In this respect, an important counter-argument to Gilbert’s position is made in the introduction of Philip Gould’s book, The Unfinished Revolution, in which Gould traces his experience of growing up with his lower middle-class and working-class peers in Woking. Rather than seeing his friends and colleagues as hapless, atomised, self-interested individuals, deaf to the truths of socialism, Gould touchingly traces the values and cares that they had, recognising the integrity of their moral ecologies, and wondering why Labour had become so distant from them.
Gilbert’s position is a coherent expression of a Marxist and Gramscian ideological stance. What I see as problematic with this is its relative inattention to the ordinary loves and concerns that animate most of our daily lives. It is through such attention to the concerns of voters, who may for various reasons have been drawn to vote Conservative or UKIP in the recent past, that Labour can build a healthier bond with voters across the country. Amongst these, unacknowledged in Gilbert’s account, is the on-going need to find ways of building a stronger, progressive sense of national identity in which people from a wide range of communities can feel a part of the project of building a better nation for all.
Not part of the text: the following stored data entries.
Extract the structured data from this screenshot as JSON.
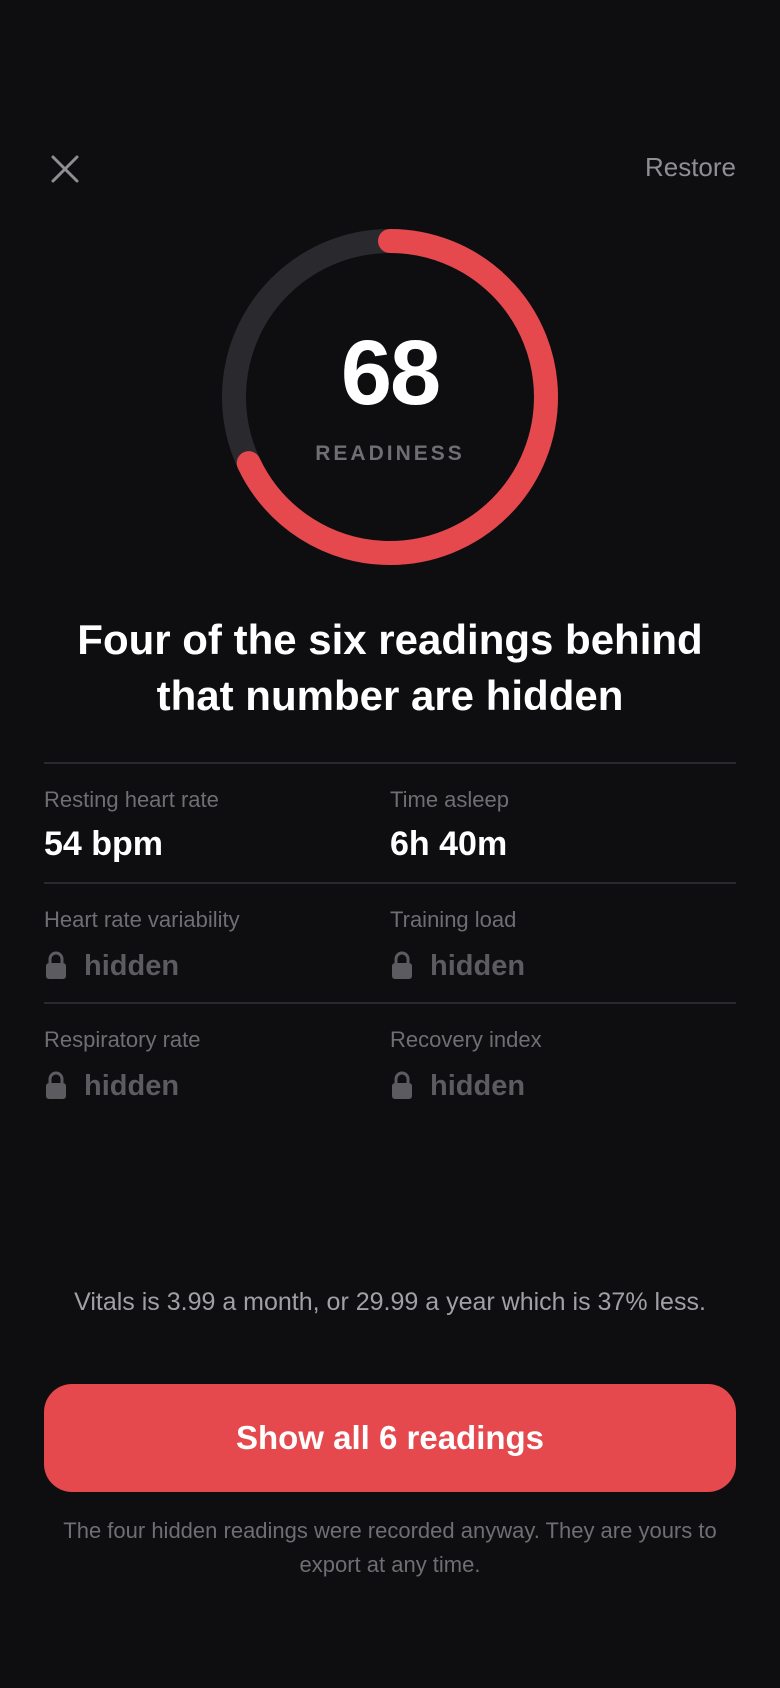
{
  "header": {
    "close_icon": "close-icon",
    "restore_label": "Restore"
  },
  "score": {
    "value": "68",
    "label": "READINESS",
    "percent": 68,
    "accent": "#e5484d",
    "track": "#2a2a2e"
  },
  "headline": "Four of the six readings behind that number are hidden",
  "readings": [
    {
      "label": "Resting heart rate",
      "value": "54 bpm",
      "hidden": false
    },
    {
      "label": "Time asleep",
      "value": "6h 40m",
      "hidden": false
    },
    {
      "label": "Heart rate variability",
      "value": "hidden",
      "hidden": true,
      "icon": "lock-icon"
    },
    {
      "label": "Training load",
      "value": "hidden",
      "hidden": true,
      "icon": "lock-icon"
    },
    {
      "label": "Respiratory rate",
      "value": "hidden",
      "hidden": true,
      "icon": "lock-icon"
    },
    {
      "label": "Recovery index",
      "value": "hidden",
      "hidden": true,
      "icon": "lock-icon"
    }
  ],
  "pricing_text": "Vitals is 3.99 a month, or 29.99 a year which is 37% less.",
  "cta_label": "Show all 6 readings",
  "footnote": "The four hidden readings were recorded anyway. They are yours to export at any time."
}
Without this, voters who have a sense of a loss of cultural identity may continue to be attracted to the clear nationalist message of UKIP whilst turning a blind eye to its shambolic party management and policy agenda.
These two approaches – of an ideologically ‘pure’ minority party and a progressive party that, with humility, genuinely seeks to build bonds with a broad range of voters – are entirely incompatible. Part of the deep dis-comfort of the Labour Party at the moment is that both find strong support within it, deeply compromising its political coherence and holding back the ability of either approach to move forward with its respective programme. The time may now be approaching for an amicable divorce in which these two approaches can find alternative party structures – whether through the establishment of a new Socialist-Green alliance beyond the Labour Party or the painful emergence of something like the SDP, mark II.
At the moment, the Labour Party (particularly the PLP) seems to resemble a couple who know that their relationship is over but remain in denial about this because the process of divorce seems so daunting. In this sense, Jeremy Gilbert’s essay provides an important challenge to that denial and reminds us that the task of restructuring the left and centre-left in British politics is becoming increasingly pressing, for the good of all of us.